Le dialogue togolais devrait théoriquement se terminer demain samedi. En tout cas, les protagonistes sont en train d’éplucher les 3 points à l’ordre du jour restants. 17 heures sonnant, la fumée blanche du facilitateur donnera les conclusions d’un dialogue marathon qui aura duré deux semaines, mais en réalité une, si l’on tient en compte que les débats proprement dits ont commencé avec l’entrée en scène de l’évêque d’Atakpamé.
Mais avant 17 heures, il n’est pas besoin de lire dans le marc du café pour supputer l’avenir ; le dialogue n’aura abouti à rien. Les rumeurs vont bon train de ce que la situation qui prévaut dans l’exiguë salle de Togotélécom n’augure rien de bon. En témoigne la curieuse attitude mutique des délégués de l’UNIR au pouvoir pendant ces négociations.
Si vous avez bien écouté le communiqué lu mercredi à la fin des discussions, vous aurez pu penser que les choses évoluent. Je peux vous dire qu’à ce jour, il ne s’est rien passé dans cette salle, rien du tout, affirme Me Zeus Ajavon, Coordinateur du CST, le 29 mai au cours d’un point de presse.

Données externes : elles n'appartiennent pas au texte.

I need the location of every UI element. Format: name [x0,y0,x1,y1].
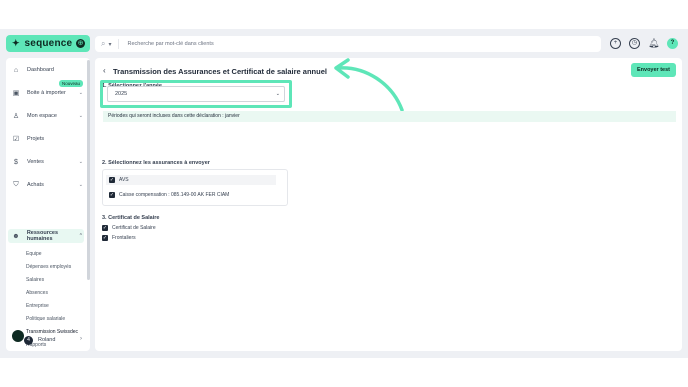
chevron-down-icon: ⌄ [78,182,83,188]
subitem-entreprise[interactable]: Entreprise [26,303,49,309]
caisse-option[interactable]: ✓ Caisse compensation : 085.149-00 AK FE… [109,192,229,198]
chevron-down-icon[interactable]: ▾ [108,41,111,48]
chevron-down-icon: ⌄ [78,90,83,96]
chevron-down-icon: ⌄ [78,159,83,165]
send-test-button[interactable]: Envoyer test [630,63,676,77]
insurance-box: ✓ AVS ✓ Caisse compensation : 085.149-00… [102,169,288,206]
avatar[interactable] [12,330,24,342]
help-icon[interactable]: ? [667,38,678,49]
main-panel: ‹ Transmission des Assurances et Certifi… [95,58,682,351]
dollar-icon: $ [14,158,18,166]
sidebar-item-label: Ventes [27,159,44,165]
option-label: AVS [119,177,129,183]
sidebar-item-label: Boite à importer [27,90,66,96]
brand-name: sequence [24,38,73,49]
inbox-icon: ▣ [12,90,20,97]
subitem-equipe[interactable]: Equipe [26,251,42,257]
logo-mark-icon: ✦ [12,38,20,48]
check-square-icon: ☑ [12,136,20,143]
page-title: Transmission des Assurances et Certifica… [113,67,327,76]
plus-circle-icon[interactable]: + [610,38,621,49]
top-icons: + ◷ 🔔︎ ? [610,38,678,49]
chevron-up-icon: ⌃ [78,233,83,239]
search-icon[interactable]: ⌕ [101,39,105,49]
home-icon: ⌂ [13,66,19,74]
certificat-option[interactable]: ✓ Certificat de Salaire [102,225,156,231]
search-bar[interactable]: ⌕ ▾ Recherche par mot-clé dans clients [95,36,601,52]
option-label: Caisse compensation : 085.149-00 AK FER … [119,192,230,198]
cart-icon: ⛉ [13,181,19,188]
user-name[interactable]: Roland [38,337,55,343]
sidebar-item-label: Projets [27,136,45,142]
sidebar-scrollbar[interactable] [87,60,90,280]
notification-count: 4 [24,336,33,345]
subitem-depenses[interactable]: Dépenses employés [26,264,71,270]
sidebar-item-label: Dashboard [27,67,54,73]
people-icon: ☻ [12,232,20,240]
year-value: 2025 [115,91,128,97]
sidebar-item-label: Mon espace [27,113,57,119]
sidebar-item-label: Ressources humaines [26,230,59,242]
checkbox-checked-icon[interactable]: ✓ [109,192,115,198]
checkbox-checked-icon[interactable]: ✓ [102,235,108,241]
bell-icon[interactable]: 🔔︎ [648,38,659,49]
annotation-arrow-icon [334,58,404,112]
checkbox-checked-icon[interactable]: ✓ [102,225,108,231]
sidebar-item-dashboard[interactable]: ⌂ Dashboard [8,63,84,77]
user-icon: ♙ [12,113,20,120]
search-input[interactable]: Recherche par mot-clé dans clients [128,41,214,47]
brand-dot-icon: ⊕ [76,39,85,48]
periods-info: Périodes qui seront incluses dans cette … [103,111,676,122]
subitem-absences[interactable]: Absences [26,290,48,296]
app-window: ✦ sequence ⊕ ⌕ ▾ Recherche par mot-clé d… [0,29,688,358]
sidebar-item-inbox[interactable]: ▣ Boite à importer ⌄ [8,86,84,100]
clock-icon[interactable]: ◷ [629,38,640,49]
subitem-swissdec[interactable]: Transmission Swissdec [26,329,78,335]
sidebar-item-label: Achats [27,182,44,188]
year-select[interactable]: 2025 ⌄ [107,86,285,102]
sidebar-item-projets[interactable]: ☑ Projets [8,132,84,146]
sidebar-item-ventes[interactable]: $ Ventes ⌄ [8,155,84,169]
chevron-down-icon: ⌄ [78,113,83,119]
checkbox-checked-icon[interactable]: ✓ [109,177,115,183]
chevron-down-icon: ⌄ [275,91,280,97]
sidebar: ⌂ Dashboard Nouveau ▣ Boite à importer ⌄… [6,58,90,351]
sidebar-item-mon-espace[interactable]: ♙ Mon espace ⌄ [8,109,84,123]
sidebar-item-achats[interactable]: ⛉ Achats ⌄ [8,178,84,192]
option-label: Certificat de Salaire [112,225,156,231]
chevron-right-icon[interactable]: › [80,336,82,342]
brand-logo[interactable]: ✦ sequence ⊕ [6,35,90,52]
step2-label: 2. Sélectionnez les assurances à envoyer [102,160,210,166]
search-divider [117,39,119,49]
back-arrow-icon[interactable]: ‹ [103,66,106,75]
year-highlight: 2025 ⌄ [100,80,292,108]
sidebar-item-ressources-humaines[interactable]: ☻ Ressources humaines ⌃ [8,229,84,243]
frontaliers-option[interactable]: ✓ Frontaliers [102,235,136,241]
avs-option[interactable]: ✓ AVS [106,175,276,185]
step3-label: 3. Certificat de Salaire [102,215,160,221]
subitem-politique[interactable]: Politique salariale [26,316,65,322]
option-label: Frontaliers [112,235,136,241]
subitem-salaires[interactable]: Salaires [26,277,44,283]
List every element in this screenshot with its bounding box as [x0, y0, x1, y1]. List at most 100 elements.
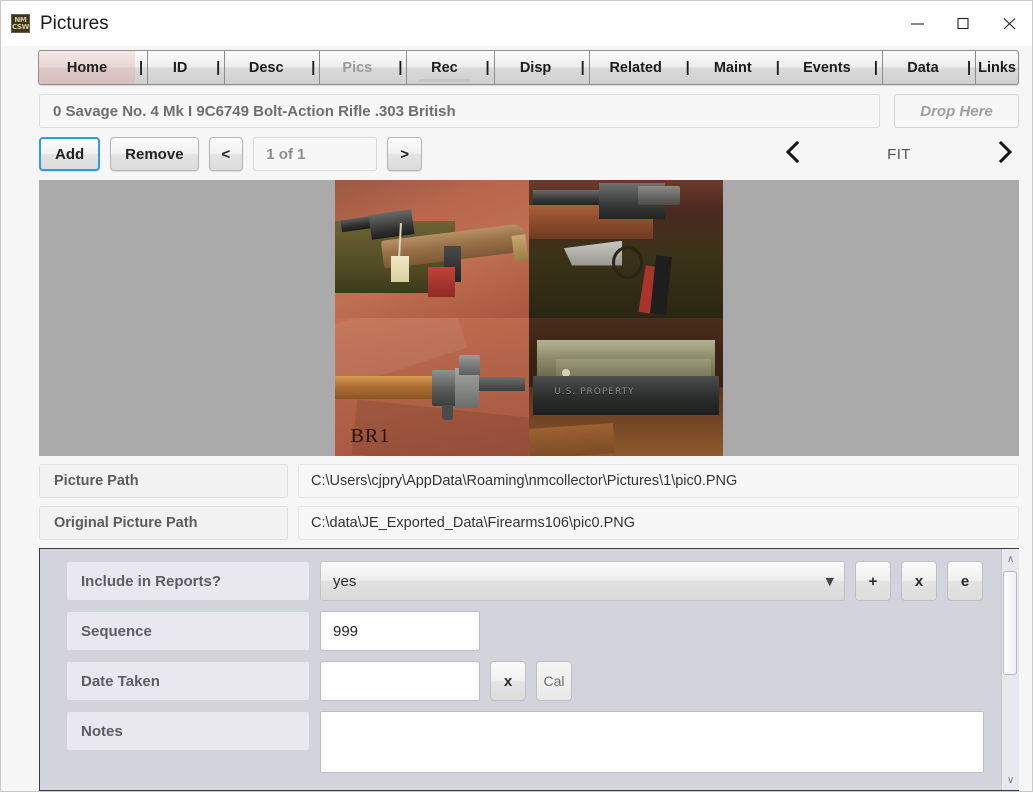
chevron-left-icon[interactable] — [779, 140, 808, 169]
tab-separator-0: | — [135, 51, 147, 84]
sequence-label: Sequence — [66, 611, 310, 651]
tab-rec-label: Rec — [431, 60, 458, 76]
drop-here-zone[interactable]: Drop Here — [894, 94, 1019, 128]
next-picture-button[interactable]: > — [387, 137, 422, 171]
picture-toolbar: Add Remove < 1 of 1 > FIT — [1, 128, 1032, 171]
clear-date-button[interactable]: x — [490, 661, 526, 701]
tab-home-label: Home — [67, 60, 107, 76]
date-taken-input[interactable] — [320, 661, 480, 701]
chevron-right-icon[interactable] — [990, 140, 1019, 169]
tab-desc-label: Desc — [249, 60, 284, 76]
tab-related[interactable]: Related — [590, 51, 682, 84]
tab-disp-label: Disp — [520, 60, 551, 76]
tab-events[interactable]: Events — [784, 51, 870, 84]
picture-path-label: Picture Path — [39, 464, 288, 498]
picture-viewer[interactable]: BR1 U.S. PROPERTY — [39, 180, 1019, 456]
include-in-reports-label: Include in Reports? — [66, 561, 310, 601]
tab-bar-container: Home | ID | Desc | Pics | Rec | — [1, 46, 1032, 85]
sequence-input[interactable]: 999 — [320, 611, 480, 651]
calendar-button[interactable]: Cal — [536, 661, 572, 701]
app-icon-line2: CSW — [12, 24, 29, 31]
edit-option-button[interactable]: e — [947, 561, 983, 601]
tab-data-label: Data — [907, 60, 938, 76]
scrollbar-thumb[interactable] — [1003, 571, 1017, 675]
original-picture-path-value[interactable]: C:\data\JE_Exported_Data\Firearms106\pic… — [298, 506, 1019, 540]
tab-separator-3: | — [394, 51, 406, 84]
date-taken-row: Date Taken x Cal — [66, 661, 1001, 701]
tab-pics-label: Pics — [342, 60, 372, 76]
tab-id[interactable]: ID — [148, 51, 212, 84]
include-in-reports-value: yes — [333, 573, 356, 590]
next-picture-label: > — [400, 146, 409, 163]
photo-caption: BR1 — [351, 425, 391, 448]
tab-separator-6: | — [682, 51, 694, 84]
receiver-stamp-text: U.S. PROPERTY — [554, 387, 634, 397]
app-icon: NM CSW — [11, 14, 30, 33]
original-picture-path-label: Original Picture Path — [39, 506, 288, 540]
drop-here-label: Drop Here — [920, 103, 993, 120]
tab-rec[interactable]: Rec — [407, 51, 481, 84]
picture-details-form: Include in Reports? yes ▼ + x e Sequence… — [40, 549, 1001, 790]
maximize-icon[interactable] — [940, 1, 986, 46]
window-title: Pictures — [40, 13, 109, 35]
sequence-row: Sequence 999 — [66, 611, 1001, 651]
include-in-reports-row: Include in Reports? yes ▼ + x e — [66, 561, 1001, 601]
record-header-row: 0 Savage No. 4 Mk I 9C6749 Bolt-Action R… — [1, 85, 1032, 128]
picture-image: BR1 U.S. PROPERTY — [335, 180, 723, 456]
picture-counter: 1 of 1 — [253, 137, 377, 171]
tab-id-label: ID — [173, 60, 188, 76]
close-icon[interactable] — [986, 1, 1032, 46]
tab-links-label: Links — [978, 60, 1016, 76]
tab-separator-2: | — [307, 51, 319, 84]
record-title-text: 0 Savage No. 4 Mk I 9C6749 Bolt-Action R… — [53, 103, 456, 120]
picture-path-row: Picture Path C:\Users\cjpry\AppData\Roam… — [39, 464, 1019, 498]
prev-picture-button[interactable]: < — [209, 137, 244, 171]
form-scrollbar[interactable]: ∧ ∨ — [1001, 549, 1019, 790]
zoom-mode-label: FIT — [887, 146, 911, 163]
add-button[interactable]: Add — [39, 137, 100, 171]
tab-separator-1: | — [212, 51, 224, 84]
tab-events-label: Events — [803, 60, 851, 76]
picture-path-value[interactable]: C:\Users\cjpry\AppData\Roaming\nmcollect… — [298, 464, 1019, 498]
tab-maint-label: Maint — [714, 60, 752, 76]
notes-label: Notes — [66, 711, 310, 751]
notes-textarea[interactable] — [320, 711, 984, 773]
chevron-down-icon: ▼ — [826, 575, 834, 588]
remove-button[interactable]: Remove — [110, 137, 198, 171]
include-in-reports-select[interactable]: yes ▼ — [320, 561, 845, 601]
zoom-controls: FIT — [779, 137, 1019, 171]
window-controls — [894, 1, 1032, 46]
notes-row: Notes — [66, 711, 1001, 773]
record-title-field[interactable]: 0 Savage No. 4 Mk I 9C6749 Bolt-Action R… — [39, 94, 880, 128]
delete-option-button[interactable]: x — [901, 561, 937, 601]
picture-counter-text: 1 of 1 — [266, 146, 305, 163]
add-button-label: Add — [55, 146, 84, 163]
tab-data[interactable]: Data — [883, 51, 963, 84]
scrollbar-track[interactable] — [1002, 567, 1019, 772]
scroll-down-icon[interactable]: ∨ — [1003, 772, 1019, 788]
photo-rifle-action — [529, 180, 723, 318]
tab-links[interactable]: Links — [976, 51, 1018, 84]
tab-separator-9: | — [963, 51, 975, 84]
tab-maint[interactable]: Maint — [694, 51, 772, 84]
tab-pics[interactable]: Pics — [320, 51, 394, 84]
prev-picture-label: < — [222, 146, 231, 163]
tab-separator-7: | — [772, 51, 784, 84]
add-option-button[interactable]: + — [855, 561, 891, 601]
scroll-up-icon[interactable]: ∧ — [1003, 551, 1019, 567]
tab-disp[interactable]: Disp — [495, 51, 577, 84]
minimize-icon[interactable] — [894, 1, 940, 46]
date-taken-label: Date Taken — [66, 661, 310, 701]
sequence-value: 999 — [333, 623, 358, 640]
tab-desc[interactable]: Desc — [225, 51, 307, 84]
tab-separator-8: | — [870, 51, 882, 84]
photo-rifle-butt-stock — [335, 180, 529, 318]
pictures-window: NM CSW Pictures Home | ID | — [0, 0, 1033, 792]
title-bar: NM CSW Pictures — [1, 1, 1032, 46]
tab-related-label: Related — [609, 60, 661, 76]
remove-button-label: Remove — [125, 146, 183, 163]
original-picture-path-row: Original Picture Path C:\data\JE_Exporte… — [39, 506, 1019, 540]
tab-separator-4: | — [481, 51, 493, 84]
photo-rifle-receiver-stamp: U.S. PROPERTY — [529, 318, 723, 456]
tab-home[interactable]: Home — [39, 51, 135, 84]
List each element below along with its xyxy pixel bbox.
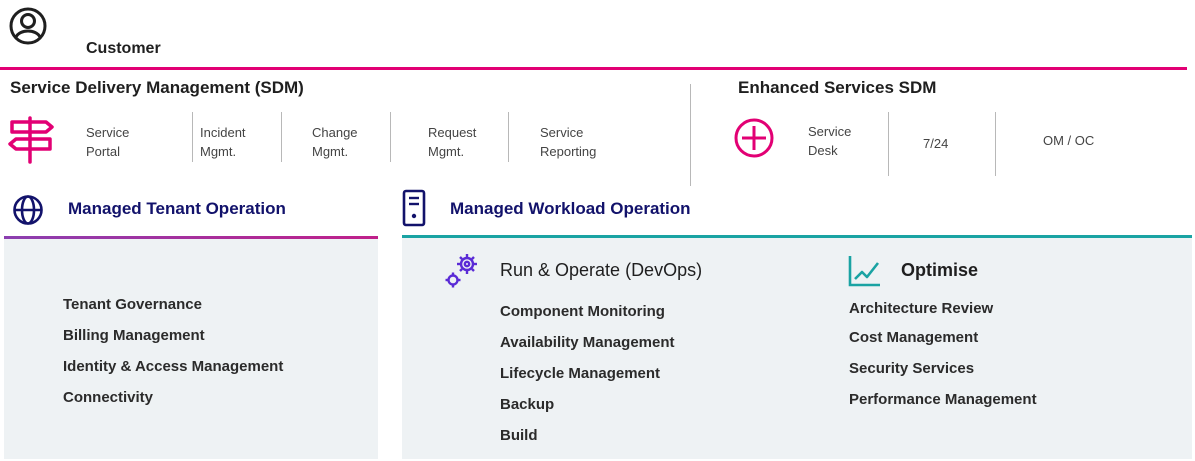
sdm-item-service-portal: Service Portal bbox=[86, 123, 129, 161]
plus-circle-icon bbox=[733, 117, 775, 159]
section-divider bbox=[690, 84, 691, 186]
enhanced-divider bbox=[995, 112, 996, 176]
globe-icon bbox=[12, 194, 44, 226]
enhanced-item-om-oc: OM / OC bbox=[1043, 133, 1095, 148]
sdm-item-line1: Request bbox=[428, 125, 477, 140]
run-title: Run & Operate (DevOps) bbox=[500, 260, 703, 280]
gears-icon bbox=[442, 251, 482, 291]
sdm-item-reporting: Service Reporting bbox=[540, 123, 596, 161]
sdm-item-line1: Service bbox=[86, 125, 130, 140]
enhanced-title: Enhanced Services SDM bbox=[738, 78, 937, 97]
server-icon bbox=[401, 189, 431, 229]
sdm-item-line2: Mgmt. bbox=[200, 144, 237, 159]
tenant-item: Billing Management bbox=[63, 327, 205, 344]
run-item: Lifecycle Management bbox=[500, 365, 661, 382]
optimise-item: Cost Management bbox=[849, 329, 979, 346]
customer-divider bbox=[0, 67, 1187, 70]
enhanced-item-hours: 7/24 bbox=[923, 136, 949, 151]
enhanced-item-line2: Desk bbox=[808, 143, 838, 158]
signpost-icon bbox=[6, 112, 58, 164]
sdm-item-line2: Mgmt. bbox=[312, 144, 349, 159]
sdm-divider bbox=[508, 112, 509, 162]
sdm-item-line1: Change bbox=[312, 125, 358, 140]
sdm-item-line1: Incident bbox=[200, 125, 246, 140]
workload-title: Managed Workload Operation bbox=[450, 199, 691, 218]
tenant-panel bbox=[4, 239, 378, 459]
optimise-item: Architecture Review bbox=[849, 300, 994, 317]
sdm-divider bbox=[281, 112, 282, 162]
run-item: Backup bbox=[500, 396, 555, 413]
tenant-item: Identity & Access Management bbox=[63, 358, 284, 375]
enhanced-item-line1: Service bbox=[808, 124, 852, 139]
sdm-title: Service Delivery Management (SDM) bbox=[10, 78, 304, 97]
tenant-item: Connectivity bbox=[63, 389, 154, 406]
sdm-divider bbox=[390, 112, 391, 162]
trend-chart-icon bbox=[847, 253, 883, 289]
optimise-item: Performance Management bbox=[849, 391, 1037, 408]
run-item: Availability Management bbox=[500, 334, 675, 351]
sdm-divider bbox=[192, 112, 193, 162]
sdm-item-line2: Mgmt. bbox=[428, 144, 465, 159]
sdm-item-incident: Incident Mgmt. bbox=[200, 123, 246, 161]
sdm-item-line2: Portal bbox=[86, 144, 120, 159]
sdm-item-line1: Service bbox=[540, 125, 584, 140]
optimise-item: Security Services bbox=[849, 360, 975, 377]
enhanced-divider bbox=[888, 112, 889, 176]
customer-label: Customer bbox=[86, 40, 161, 57]
user-circle-icon bbox=[8, 6, 48, 46]
sdm-item-request: Request Mgmt. bbox=[428, 123, 476, 161]
tenant-item: Tenant Governance bbox=[63, 296, 202, 313]
run-item: Component Monitoring bbox=[500, 303, 665, 320]
optimise-title: Optimise bbox=[901, 260, 979, 280]
run-item: Build bbox=[500, 427, 538, 444]
enhanced-item-service-desk: Service Desk bbox=[808, 122, 851, 160]
sdm-item-line2: Reporting bbox=[540, 144, 597, 159]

Sur les neuf points abordés, les représentants de l’UNIR (Union pour la République) n’avaient pas de position. Ils ne font qu’écouter ce que les autres et quand on leur passe la parole, ils disent qu’ils n’ont rien à dire. On ne sait pas ce qu’ils pensent, ajoute encore Me Ajavon.
Et l’universitaire avocat de tout résumer grosso modo : ce qu’il se passe au siège de Togotélécom est un “monologue”. Certes, les députés UNIR ont donné un semblant de dialogue- pour qu’on ne les accuse pas de s’être enfermé dans un mutisme assourdissant :
“Les seuls acquis de ces jours de discussion consistent portent sur le financement des partis politique et le retrait de l’adverbe « exclusivement »dans l’article qui énonce que pour être président de la république, il faut être togolais de naissance. Il s’agit en fait de sujets qui avaient déjà été réglés depuis 2006 par l’APG.
Echec annonciateur
Apparemment, au lieu d’un monologue, il s’agit d’un dialogue de sourds voire de sourds-muets. Le silence a un sens. Il y a une éloquence du silence qui pénètre plus que la langue ne saurait faire. Cela n’étonne presque pas, sauf qu’on n’imaginait pas que les délégués d’UNIR allaient jouer la comédie jusqu’à sa caricature extrême, comme dans un théâtre d’Eugène Ionesco. L’absurde. On ne saurait mieux représenter le théâtre obscène joué par l’opposition et le pouvoir, avec la complicité du prélat d’Atakpamé, placé idéalement dans un rôle de Ponce Pilate. Il savait pourtant sur quel terrain il s’aventurait, lui qui a déjà initié une espèce de dialogue à la veille des législatives de juillet 2013.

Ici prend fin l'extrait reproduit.